“Tell me the landscape in which you live and I will tell you who you are.”
– Ortega y Gasset
On January 12, 1888, the perfect storm slammed into the frontier town of Andover, Dakota Territory. On a prairie where blizzards were a fact of life, this one was beyond the pale. It was like being hit by one of the new steam trains roaring past, the light from their glittering parlor cars shining, at night, on the newly broken sod.
“There was no atmospheric herald,” writes David Laskin, in the Children’s Blizzard, “No eerie green tinge to the sky or fleecy cirrus forerunner.” Actually, the politics of weather forecasters on that day precluded them issuing the direst warning, not that it would have helped most homesteaders anyway. One of them was my grandmother Daisy. The storm hit Andover close to noon. Kids were back at school at last, coatless in the suddenly balmy weather. In three minutes the temperature plummeted 18 degrees, and overnight, almost a hundred. The number of children who were about to die was greater still. Anyone caught out was not only blindsided, but literally blinded, as ice needles froze eyes shut and lungs froze, too, should you care to inhale. Visibility? Nil.
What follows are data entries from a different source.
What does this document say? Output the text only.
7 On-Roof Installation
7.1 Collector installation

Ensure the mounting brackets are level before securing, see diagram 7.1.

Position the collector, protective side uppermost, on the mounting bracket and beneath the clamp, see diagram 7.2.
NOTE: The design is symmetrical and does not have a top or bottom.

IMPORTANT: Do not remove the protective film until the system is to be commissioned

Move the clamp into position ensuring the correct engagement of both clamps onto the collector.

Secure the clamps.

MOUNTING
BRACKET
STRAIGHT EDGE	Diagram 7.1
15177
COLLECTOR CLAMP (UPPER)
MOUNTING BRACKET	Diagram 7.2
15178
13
Blame it on Krakatoa, the volcanic eruption of 1883, which altered the weather for five years. This blizzard was its dying gasp. Or perhaps the sins of the fathers were being visited upon the children. The migratory history of Lakota people had just ended, as they were forced into stillness on reservations. White people, coming from the East and the great world beyond, kept picking up stakes and migrating further west each time more “free” land became available. It was the greatest human migration on earth.
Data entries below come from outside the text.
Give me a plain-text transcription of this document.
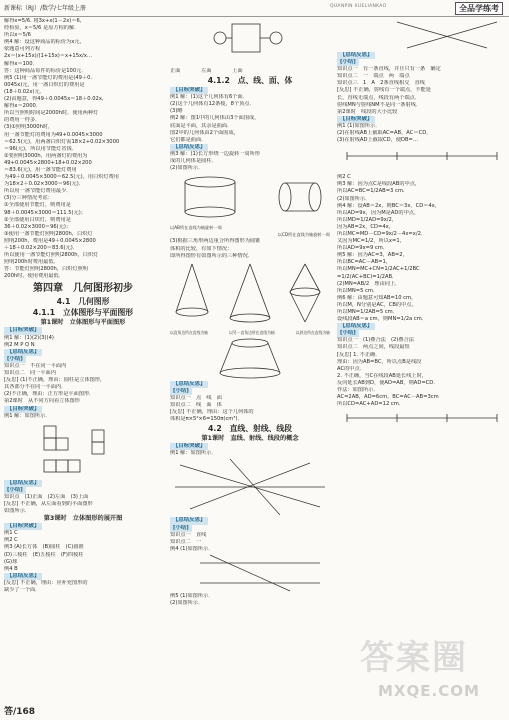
新课标（RJ）/数学/七年级上册	QUANPIN XUELIANKAO	全品学练考
解得x=5/6. 将3x+x(1－2x)＝6,
经检验，x＝5/6 是原方程的解.
所以x＝5/6
例4 解：设这种商品的标价为x元，
依题意可列方程
2x＝(x+15x)/(1+15x)＝x+15x/x…
解得x＝100．
答：这种商品每件的标价是100元．
例5 (1)用一盏节能灯的费用是(49＋0.
0045x)元，用一盏白炽灯的费用是
(18＋0.02x)元．
(2)由题意，得49＋0.0045x＝18＋0.02x,
解得x＝2000．
所以当照明时间是2000h时，使用两种灯
的费用一样多．
(3)①照明3000h时，
用一盏节能灯的费用为49+0.0045×3000
＝62.5(元)，用两盏白炽灯需18×2+0.02×3000
＝96(元)，所以用节能灯省钱．
②要照明3000h，用两盏灯的费用为
49+0.0045×2800+18+0.02×200
＝83.6(元)，用一盏节能灯费用
为49＋0.0045×3000＝62.5(元)，用白炽灯费用
为18×2＋0.02×3000＝96(元)．
所以用一盏节能灯费用最少．
(3)分三种情况考虑：
①全部使用节能灯，则费用是
98＋0.0045×3000＝111.5(元)；
②全部使用白炽灯，则费用是
36＋0.02×3000＝96(元)；
③使用一盏节能灯照明2800h，白炽灯
照明200h，费用是49＋0.0045×2800
＋18＋0.02×200＝83.6(元)．
所以使用一盏节能灯照明2800h，白炽灯
照明200h时费用最低．
答：节能灯照明2800h，白炽灯照明
200h时，使用费用最低．
第四章　几何图形初步
4.1　几何图形
4.1.1　立体图形与平面图形
第1课时　立体图形与平面图形
【目标突破】
例1 解：(1)(2)(3)(4)
例2 M P Q N
【总结反思】
[小结]
知识点一　不在同一平面内
知识点二　同一平面内
[反思] (1)不正确，理由：圆柱是立体图形，
其各部分不在同一平面内．
(2)不正确，理由：正方形是平面图形．
第2课时　从不同方向看立体图形
【目标突破】
例1 解：如图所示．
【总结反思】
[小结]
知识点　(1)正面　(2)左面　(3)上面
[反思] 不正确，从左面看到的平面图形
如图所示．
第3课时　立体图形的展开图
【目标突破】
例1 C
例2 C
例3 (A)长方体　(B)圆柱　(C)圆锥
(D)三棱柱　(E)五棱柱　(F)四棱柱
(G)球
例4 B
【总结反思】
[反思] 不正确，理由：应补充图形的
缺少了一个面．
正面　　　　左面　　　　上面
4.1.2　点、线、面、体
【目标突破】
例1 解：(1)这个几何体有6个面．
(2)这个几何体有12条棱，8个顶点．
(3)略
例2 解：图1中的几何体由3个面围成，
底面是平面，其余是曲面．
图2中的几何体由2个面围成，
它们都是曲面．
【总结反思】
例3 解：(1)长方形绕一边旋转一周所形
成的几何体是圆柱．
(2)如图所示．
以AB所在直线为轴旋转一周
以CD所在直线为轴旋转一周
(3)根据三角形两边重合所得图形为圆锥
体积的比较，有如下情况：
即所得图形有如图所示的三种情况．
以直角边所在直线为轴	以另一直角边所在直线为轴	以斜边所在直线为轴
【总结反思】
[小结]
知识点一　点　线　面
知识点二　线　面　体
[反思] 不正确，理由：这个几何体的
体积是π×5²×6=150π(cm³)．
4.2　直线、射线、线段
第1课时　直线、射线、线段的概念
【目标突破】
例1 解：如图所示．
【总结反思】
[小结]
知识点一　直线
知识点二　一
例4 (1)如图所示．
例5 (1)如图所示．
(2)如图所示．
【总结反思】
[小结]
知识点一　有一条直线，并且只有一条　确定
知识点二　一　端点　两　端点
知识点三　1　A　2条直线相交　直线
[反思] 不正确，射线有一个端点，不能延
长，直线无端点，线段有两个端点．
射线MN与射线NM不是同一条射线．
第2课时　线段的大小比较
【目标突破】
例1 (1)如图所示．
(2)在射线AB上截取AC=AB，AC＝CD，
(3)在射线AD上截取CD，使DB=…
例2 C
例3 解：因为点C是线段AB的中点，
所以AC=BC=1/2AB=3 cm.
(2)如图所示．
例4 解：设AB＝2x，则BC＝3x，CD＝4x，
所以AD=9x，因为M是AD的中点，
所以MD=1/2AD=9x/2，
因为AB=2x，CD=4x，
所以MC=MD－CD=9x/2－4x=x/2．
又因为MC=1/2，所以x=1，
所以AD=9x=9 cm．
例5 解：因为AC=3，AB=2，
所以BC=AC－AB=1，
所以MN=MC+CN=1/2AC+1/2BC
=1/2(AC+BC)=1/2AB．
(2)MN=AB/2　理由同上．
所以MN=5 cm．
例6 解：由题意可知AB=10 cm，
所以M，N分别是AC，CB的中点，
所以MN=1/2AB=5 cm．
设线段AB＝a cm，则MN=1/2a cm．
【总结反思】
[小结]
知识点一　(1)叠合法　(2)叠合法
知识点二　两点之间，线段最短
[反思] 1. 不正确．
理由：因为AB=BC，所以点B是线段
AC的中点．
2. 不正确，当C在线段AB延长线上时，
反向延长AB到D，使AD=AB，则AD=CD.
作法：如图所示．
AC=2AB，AD=6cm，BC=AC－AB=3cm
所以CD=AC+AD=12 cm．
答案圈
MXQE.COM
答/168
I can pinpoint my grandmother Daisy’s location on that January 12 day because of what she left behind, which was a several cosmic accidents. Her memories are contained in the largest pioneer women’s oral history collection ever collected. And one day, as I was whining about Native people having stories and white people having none, I reached the top shelf of a Sioux Falls bookstore. Books containing my grandmother’s narratives basically fell into my lap, proving, perhaps, that in white culture books are our elders.
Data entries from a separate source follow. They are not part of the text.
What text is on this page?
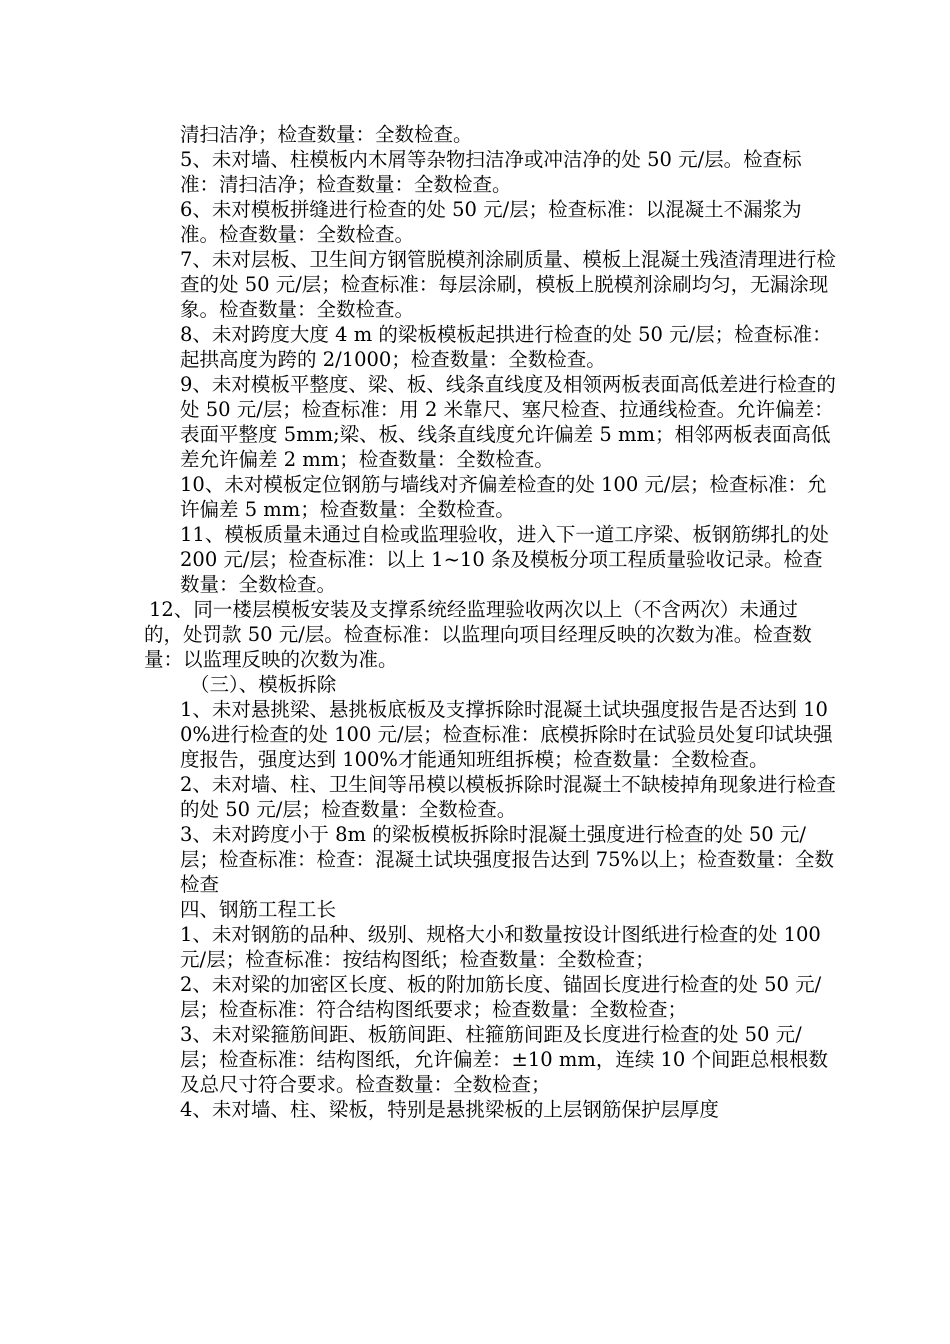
清扫洁净；检查数量：全数检查。

5、未对墙、柱模板内木屑等杂物扫洁净或冲洁净的处 50 元/层。检查标准：清扫洁净；检查数量：全数检查。

6、未对模板拼缝进行检查的处 50 元/层；检查标准：以混凝土不漏浆为准。检查数量：全数检查。

7、未对层板、卫生间方钢管脱模剂涂刷质量、模板上混凝土残渣清理进行检查的处 50 元/层；检查标准：每层涂刷，模板上脱模剂涂刷均匀，无漏涂现象。检查数量：全数检查。

8、未对跨度大度 4 m 的梁板模板起拱进行检查的处 50 元/层；检查标准：起拱高度为跨的 2/1000；检查数量：全数检查。

9、未对模板平整度、梁、板、线条直线度及相领两板表面高低差进行检查的处 50 元/层；检查标准：用 2 米靠尺、塞尺检查、拉通线检查。允许偏差：表面平整度 5mm;梁、板、线条直线度允许偏差 5 mm；相邻两板表面高低差允许偏差 2 mm；检查数量：全数检查。

10、未对模板定位钢筋与墙线对齐偏差检查的处 100 元/层；检查标准：允许偏差 5 mm；检查数量：全数检查。

11、模板质量未通过自检或监理验收，进入下一道工序梁、板钢筋绑扎的处 200 元/层；检查标准：以上 1~10 条及模板分项工程质量验收记录。检查数量：全数检查。

12、同一楼层模板安装及支撑系统经监理验收两次以上（不含两次）未通过的，处罚款 50 元/层。检查标准：以监理向项目经理反映的次数为准。检查数量：以监理反映的次数为准。

（三）、模板拆除

1、未对悬挑梁、悬挑板底板及支撑拆除时混凝土试块强度报告是否达到 100%进行检查的处 100 元/层；检查标准：底模拆除时在试验员处复印试块强度报告，强度达到 100%才能通知班组拆模；检查数量：全数检查。

2、未对墙、柱、卫生间等吊模以模板拆除时混凝土不缺棱掉角现象进行检查的处 50 元/层；检查数量：全数检查。

3、未对跨度小于 8m 的梁板模板拆除时混凝土强度进行检查的处 50 元/层；检查标准：检查：混凝土试块强度报告达到 75%以上；检查数量：全数检查

四、钢筋工程工长

1、未对钢筋的品种、级别、规格大小和数量按设计图纸进行检查的处 100 元/层；检查标准：按结构图纸；检查数量：全数检查；

2、未对梁的加密区长度、板的附加筋长度、锚固长度进行检查的处 50 元/层；检查标准：符合结构图纸要求；检查数量：全数检查；

3、未对梁箍筋间距、板筋间距、柱箍筋间距及长度进行检查的处 50 元/层；检查标准：结构图纸，允许偏差：±10 mm，连续 10 个间距总根根数及总尺寸符合要求。检查数量：全数检查；

4、未对墙、柱、梁板，特别是悬挑梁板的上层钢筋保护层厚度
Too young for school but old enough to remember, Daisy was a survivor of that epic event. That makes me one, too. She said:
The first blizzard I remember was the famous one of ’88. We were still living in the sod and I distinctly recall that a friend who batched it on a claim many miles to the south stopped with us when the storm came on. He and father took down he clothesline and tied it about the waist of one of them, while they held the end of it at the back door. Thus they brought in coal and water making things snug…. I even remember them pouring many pails of water over the shanty roof, where it froze in an icy sheet ….We could scarcely tell when the storm was over as the snow was packed completely over the sod shanty…. When the wind finally went down, the next day I suppose, they opened up the back door, which luckily opened in, and there was the pattern of the door in the snow clear to the top, a neat white wall. After filling the wash boiler and tubs with snow, the men cut steps up and out for the snow was so hard it would hold up the weight of a man.
Mostly we get through life by putting one foot in front of the other until something extreme stops us in our tracks. My father, for example, wrote a blow-by-blow account of Iwo Jima from his minesweeper (along with 900 love soaked letters to my mother). And don’t all of us remember exquisitely where we were on 9/11—our lives starkly embedded in the context of what we call history?
Between my two grandmothers’ towns–the American homesteader Daisy and the Norwegian immigrant Dagny lay Groton school, where on January 12 eight-year-old Walter Allen is about to be rescued by a dray, pulled by horses. A young teacher rushes the kids outside. They hop on. Then Walter runs back in to get his fancy ink bottle, which would have burst in the cold. Why can’t they see he’s missing?
There are explanations around people dying from cold. “People freezing to death sometimes find they are unaccountably happy and relaxed,” writes Laskin. “They feel flushed with a sudden glow of well-being. The love the world and everything in it.”
They love the world and everything in it? Oh! I think. My grandmother seemed to find that in every day life. By nature, I am one of those people who think that if the glass is half full, it is probably poison. Still, there are crazy miracles, and I look for that slant of light. I believe that any story without beauty or meaning in is not, by definition, a story.
How do we find that light, I wonder, in the lives of our ancestors, and in our own? We analyze tragedies til the cows some home. We blame politics, geography, and character flaws, even the weather. Most people were just in the wrong place in the wrong time. Nowadays few formal markers remain of that storm, though I have braked for some, driving across South Dakota for a wedding, or maybe a funeral.
After my mother died recently, I began to consider the collected weight of generations—to see where my own story fit in. How does the welter of letters, photographs and detritus of lifetimes shift when pressed under the actual weight of generations? And what of that trickster, memory? Certainly our attachment to place, in my case South Dakota, is a crucible, molding me into who I am. These women pioneers bore the seeds of both our generation’s entrapment and also liberation.
Maybe we are all pioneers. And maybe we are all ancestors. My granddaughter (not yet arrived) will have her own challenges. I hear that we, as elders must do three things: One, offer moral authority; two, bestow blessings, and one more thing. We must pass on the stories. I guess I’ll start there.